Oregon State University researchers discovered that hemp chemicals help protect humans against coronavirus infections.
While the majority of COVID-related news is depressing, a new study published in the Journal of Natural Products offers a glimmer of hope: a substance identified in living cannabis plants may help protect human cells from coronavirus infections.
Researchers at Oregon State University discovered that two acids contained in hemp, cannabigerolic acid (CBGA) and cannabidiolic acid (CBDA), were capable of preventing COVID infections by binding to the SARS-Cov-2 virus's spike protein.
"Any element of the infection and replication cycle is a potential target for antiviral intervention," says lead author Dr Richard van Breemen. "The attachment of the spike protein's receptor binding domain to the human cell surface receptor ACE2 is a vital stage in that cycle."
"This suggests that cell entry inhibitors, such as hemp acids, could be employed to prevent SARS-CoV-2 infection as well as to shorten infections by stopping virus particles from infecting human cells."
Unfortunately for stoners, these data do not imply that using marijuana prevents COVID. Instead, you'd have to take these hemp chemicals orally, most likely as a pill or liquid.

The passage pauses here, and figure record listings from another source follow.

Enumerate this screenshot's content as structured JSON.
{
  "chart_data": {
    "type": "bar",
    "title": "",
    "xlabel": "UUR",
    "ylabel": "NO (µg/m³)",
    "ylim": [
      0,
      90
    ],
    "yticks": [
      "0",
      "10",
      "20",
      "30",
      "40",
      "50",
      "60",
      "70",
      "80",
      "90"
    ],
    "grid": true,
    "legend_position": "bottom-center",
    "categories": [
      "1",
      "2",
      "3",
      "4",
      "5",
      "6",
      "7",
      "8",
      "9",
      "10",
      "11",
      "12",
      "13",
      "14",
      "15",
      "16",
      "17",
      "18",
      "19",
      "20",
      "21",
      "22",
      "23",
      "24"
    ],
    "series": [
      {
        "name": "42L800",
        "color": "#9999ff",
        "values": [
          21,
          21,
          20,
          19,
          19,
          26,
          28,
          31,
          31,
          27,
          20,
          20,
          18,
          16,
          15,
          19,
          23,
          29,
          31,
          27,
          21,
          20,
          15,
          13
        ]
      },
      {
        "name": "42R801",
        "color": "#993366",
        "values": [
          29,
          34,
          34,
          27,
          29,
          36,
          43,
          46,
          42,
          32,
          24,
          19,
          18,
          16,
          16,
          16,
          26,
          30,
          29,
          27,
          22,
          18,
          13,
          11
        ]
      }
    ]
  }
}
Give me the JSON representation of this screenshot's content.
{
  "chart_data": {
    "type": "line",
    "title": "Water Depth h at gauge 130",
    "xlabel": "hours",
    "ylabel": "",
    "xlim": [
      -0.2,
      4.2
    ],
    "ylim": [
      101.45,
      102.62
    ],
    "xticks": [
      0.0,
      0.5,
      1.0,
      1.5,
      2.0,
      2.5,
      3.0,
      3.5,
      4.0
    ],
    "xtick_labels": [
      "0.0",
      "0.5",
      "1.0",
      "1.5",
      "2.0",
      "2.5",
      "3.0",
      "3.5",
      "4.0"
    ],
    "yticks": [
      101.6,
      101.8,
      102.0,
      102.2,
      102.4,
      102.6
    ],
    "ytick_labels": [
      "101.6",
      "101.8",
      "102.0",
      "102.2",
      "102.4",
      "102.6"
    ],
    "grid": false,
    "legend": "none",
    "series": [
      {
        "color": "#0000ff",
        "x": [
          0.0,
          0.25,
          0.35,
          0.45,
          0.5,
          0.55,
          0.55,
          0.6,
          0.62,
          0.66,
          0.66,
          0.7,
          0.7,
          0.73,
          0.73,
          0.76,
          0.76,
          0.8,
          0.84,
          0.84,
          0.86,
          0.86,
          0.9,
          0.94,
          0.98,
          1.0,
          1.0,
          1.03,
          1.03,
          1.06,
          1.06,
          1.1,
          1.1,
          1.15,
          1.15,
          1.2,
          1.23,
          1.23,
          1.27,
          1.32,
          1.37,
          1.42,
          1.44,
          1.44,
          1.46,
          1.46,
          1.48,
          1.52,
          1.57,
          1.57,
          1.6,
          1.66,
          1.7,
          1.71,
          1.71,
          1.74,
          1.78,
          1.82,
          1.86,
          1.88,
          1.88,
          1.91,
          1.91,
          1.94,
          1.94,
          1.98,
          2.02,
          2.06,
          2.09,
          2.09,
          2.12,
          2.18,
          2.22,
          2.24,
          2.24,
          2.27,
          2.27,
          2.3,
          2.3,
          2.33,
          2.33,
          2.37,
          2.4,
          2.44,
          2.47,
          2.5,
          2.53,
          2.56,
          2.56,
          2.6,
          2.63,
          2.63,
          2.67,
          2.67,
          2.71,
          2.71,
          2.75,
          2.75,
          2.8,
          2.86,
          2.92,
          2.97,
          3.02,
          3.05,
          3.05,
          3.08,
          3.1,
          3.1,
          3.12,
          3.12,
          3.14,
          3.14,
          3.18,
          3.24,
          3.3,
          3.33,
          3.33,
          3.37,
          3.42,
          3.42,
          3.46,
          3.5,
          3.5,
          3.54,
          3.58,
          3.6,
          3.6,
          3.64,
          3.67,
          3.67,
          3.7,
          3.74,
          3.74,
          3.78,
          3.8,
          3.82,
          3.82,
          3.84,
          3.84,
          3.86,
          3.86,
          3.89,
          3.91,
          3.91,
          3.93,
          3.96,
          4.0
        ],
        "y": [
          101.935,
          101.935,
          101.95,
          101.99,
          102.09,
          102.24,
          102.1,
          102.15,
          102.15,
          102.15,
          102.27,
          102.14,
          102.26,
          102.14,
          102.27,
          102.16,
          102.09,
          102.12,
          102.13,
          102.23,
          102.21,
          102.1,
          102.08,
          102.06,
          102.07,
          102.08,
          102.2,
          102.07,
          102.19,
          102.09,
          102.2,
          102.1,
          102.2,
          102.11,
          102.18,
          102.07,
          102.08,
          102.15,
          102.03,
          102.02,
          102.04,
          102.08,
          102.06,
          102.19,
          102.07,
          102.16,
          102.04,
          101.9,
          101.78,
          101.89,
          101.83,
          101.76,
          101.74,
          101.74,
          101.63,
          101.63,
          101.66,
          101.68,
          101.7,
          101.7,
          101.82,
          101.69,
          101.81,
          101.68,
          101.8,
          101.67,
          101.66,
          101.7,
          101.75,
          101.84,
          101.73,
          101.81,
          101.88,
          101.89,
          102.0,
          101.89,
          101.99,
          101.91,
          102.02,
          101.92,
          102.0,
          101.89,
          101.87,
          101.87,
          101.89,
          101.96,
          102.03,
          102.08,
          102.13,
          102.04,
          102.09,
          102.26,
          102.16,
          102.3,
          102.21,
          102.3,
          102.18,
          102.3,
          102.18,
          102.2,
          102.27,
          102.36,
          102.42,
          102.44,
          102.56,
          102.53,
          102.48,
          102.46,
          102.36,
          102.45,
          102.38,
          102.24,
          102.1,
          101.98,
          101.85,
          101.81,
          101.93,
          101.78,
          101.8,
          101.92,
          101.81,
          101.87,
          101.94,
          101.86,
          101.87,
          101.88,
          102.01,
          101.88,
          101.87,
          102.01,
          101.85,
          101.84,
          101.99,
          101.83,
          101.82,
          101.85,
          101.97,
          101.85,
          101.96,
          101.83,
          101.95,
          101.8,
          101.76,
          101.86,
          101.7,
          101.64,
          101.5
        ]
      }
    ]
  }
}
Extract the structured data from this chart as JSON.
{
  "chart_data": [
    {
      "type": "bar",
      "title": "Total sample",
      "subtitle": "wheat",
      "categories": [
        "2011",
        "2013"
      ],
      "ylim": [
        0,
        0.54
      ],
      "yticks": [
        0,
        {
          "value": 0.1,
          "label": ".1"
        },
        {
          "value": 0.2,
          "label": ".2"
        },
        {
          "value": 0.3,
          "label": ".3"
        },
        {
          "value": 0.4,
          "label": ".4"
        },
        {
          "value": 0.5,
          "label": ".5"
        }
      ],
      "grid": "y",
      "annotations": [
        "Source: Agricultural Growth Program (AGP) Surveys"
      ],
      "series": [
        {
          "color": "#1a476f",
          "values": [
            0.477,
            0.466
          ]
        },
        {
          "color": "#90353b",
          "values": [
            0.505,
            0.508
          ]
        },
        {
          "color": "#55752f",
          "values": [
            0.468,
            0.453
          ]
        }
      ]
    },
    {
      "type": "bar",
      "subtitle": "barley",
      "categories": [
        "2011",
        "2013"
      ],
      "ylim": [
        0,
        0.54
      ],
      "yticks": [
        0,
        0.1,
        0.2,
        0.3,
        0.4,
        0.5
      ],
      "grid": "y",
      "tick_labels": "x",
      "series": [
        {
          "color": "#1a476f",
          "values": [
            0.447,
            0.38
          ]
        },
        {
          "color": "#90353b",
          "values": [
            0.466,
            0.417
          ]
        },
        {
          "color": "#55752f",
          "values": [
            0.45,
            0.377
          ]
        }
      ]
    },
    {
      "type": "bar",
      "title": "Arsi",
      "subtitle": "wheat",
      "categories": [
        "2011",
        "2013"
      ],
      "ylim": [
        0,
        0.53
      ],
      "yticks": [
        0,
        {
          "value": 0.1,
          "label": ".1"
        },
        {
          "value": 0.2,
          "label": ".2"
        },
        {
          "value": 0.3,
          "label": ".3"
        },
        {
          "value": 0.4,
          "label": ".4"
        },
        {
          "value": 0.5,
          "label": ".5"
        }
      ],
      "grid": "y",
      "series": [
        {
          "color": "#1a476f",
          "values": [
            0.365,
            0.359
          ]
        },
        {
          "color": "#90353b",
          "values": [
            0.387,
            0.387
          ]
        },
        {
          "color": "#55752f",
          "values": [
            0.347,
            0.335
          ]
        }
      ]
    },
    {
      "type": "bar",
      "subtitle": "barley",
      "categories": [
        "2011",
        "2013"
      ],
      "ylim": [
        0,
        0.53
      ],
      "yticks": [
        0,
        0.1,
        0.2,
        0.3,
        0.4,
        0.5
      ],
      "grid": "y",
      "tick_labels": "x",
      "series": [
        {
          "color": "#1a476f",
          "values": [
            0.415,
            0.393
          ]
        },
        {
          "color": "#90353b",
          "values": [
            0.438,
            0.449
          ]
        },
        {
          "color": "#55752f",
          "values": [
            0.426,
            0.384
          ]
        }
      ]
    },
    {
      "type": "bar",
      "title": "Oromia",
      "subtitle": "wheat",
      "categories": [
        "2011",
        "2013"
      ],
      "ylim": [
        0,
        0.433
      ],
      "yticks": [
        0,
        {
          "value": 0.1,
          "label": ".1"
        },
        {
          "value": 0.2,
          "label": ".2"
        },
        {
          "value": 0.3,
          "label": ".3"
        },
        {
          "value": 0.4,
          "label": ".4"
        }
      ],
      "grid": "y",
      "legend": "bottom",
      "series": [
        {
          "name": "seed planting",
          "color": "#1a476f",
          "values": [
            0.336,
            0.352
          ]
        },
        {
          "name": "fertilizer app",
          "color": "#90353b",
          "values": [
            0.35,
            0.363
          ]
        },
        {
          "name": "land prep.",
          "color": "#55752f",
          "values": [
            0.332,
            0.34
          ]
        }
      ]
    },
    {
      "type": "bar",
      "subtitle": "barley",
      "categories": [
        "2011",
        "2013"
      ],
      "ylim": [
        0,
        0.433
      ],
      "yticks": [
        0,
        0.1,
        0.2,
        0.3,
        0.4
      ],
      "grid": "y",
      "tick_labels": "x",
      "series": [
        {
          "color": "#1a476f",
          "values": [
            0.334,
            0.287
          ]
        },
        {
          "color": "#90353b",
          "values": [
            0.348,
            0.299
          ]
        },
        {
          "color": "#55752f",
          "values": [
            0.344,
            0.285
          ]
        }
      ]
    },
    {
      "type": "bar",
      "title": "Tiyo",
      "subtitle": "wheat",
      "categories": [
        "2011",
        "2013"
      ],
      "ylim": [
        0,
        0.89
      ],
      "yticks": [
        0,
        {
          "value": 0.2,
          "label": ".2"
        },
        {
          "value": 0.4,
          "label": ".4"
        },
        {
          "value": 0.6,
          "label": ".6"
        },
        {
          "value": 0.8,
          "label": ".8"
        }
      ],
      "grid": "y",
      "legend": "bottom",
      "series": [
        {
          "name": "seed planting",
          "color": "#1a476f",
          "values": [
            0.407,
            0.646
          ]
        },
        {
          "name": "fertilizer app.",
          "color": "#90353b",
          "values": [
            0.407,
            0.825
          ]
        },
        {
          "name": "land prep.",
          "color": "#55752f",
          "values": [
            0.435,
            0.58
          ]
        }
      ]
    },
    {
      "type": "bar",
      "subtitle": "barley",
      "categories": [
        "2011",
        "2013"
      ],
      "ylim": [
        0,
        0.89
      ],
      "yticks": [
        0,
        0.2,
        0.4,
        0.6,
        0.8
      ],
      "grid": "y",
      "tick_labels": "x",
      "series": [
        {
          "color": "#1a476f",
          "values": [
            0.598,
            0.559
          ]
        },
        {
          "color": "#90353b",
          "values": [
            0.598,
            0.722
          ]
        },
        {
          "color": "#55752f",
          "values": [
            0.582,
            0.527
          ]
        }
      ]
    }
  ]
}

"These cannabinoid acids are plentiful in hemp and various hemp preparations," lead author Dr Richard van Breemen adds. "They are not regulated chemicals like THC, the psychoactive element in marijuana, and have a favorable human safety profile."
The study also suggests that these acids could be employed to attack COVID mutations. "Our findings suggest that hemp compounds are similarly effective against SARS–CoV–2 variations, including variant B.1.1.7, which was discovered in the United Kingdom, and variant B.1.351, which was discovered in South Africa."
It's feasible that this discovery will aid in the fight against the Omicron variety as well. "Our statistics demonstrate that CBDA and CBGA are effective against the two variants we looked at, and we hope that trend will extend to other existing and future variants," adds Dr. van Breemen.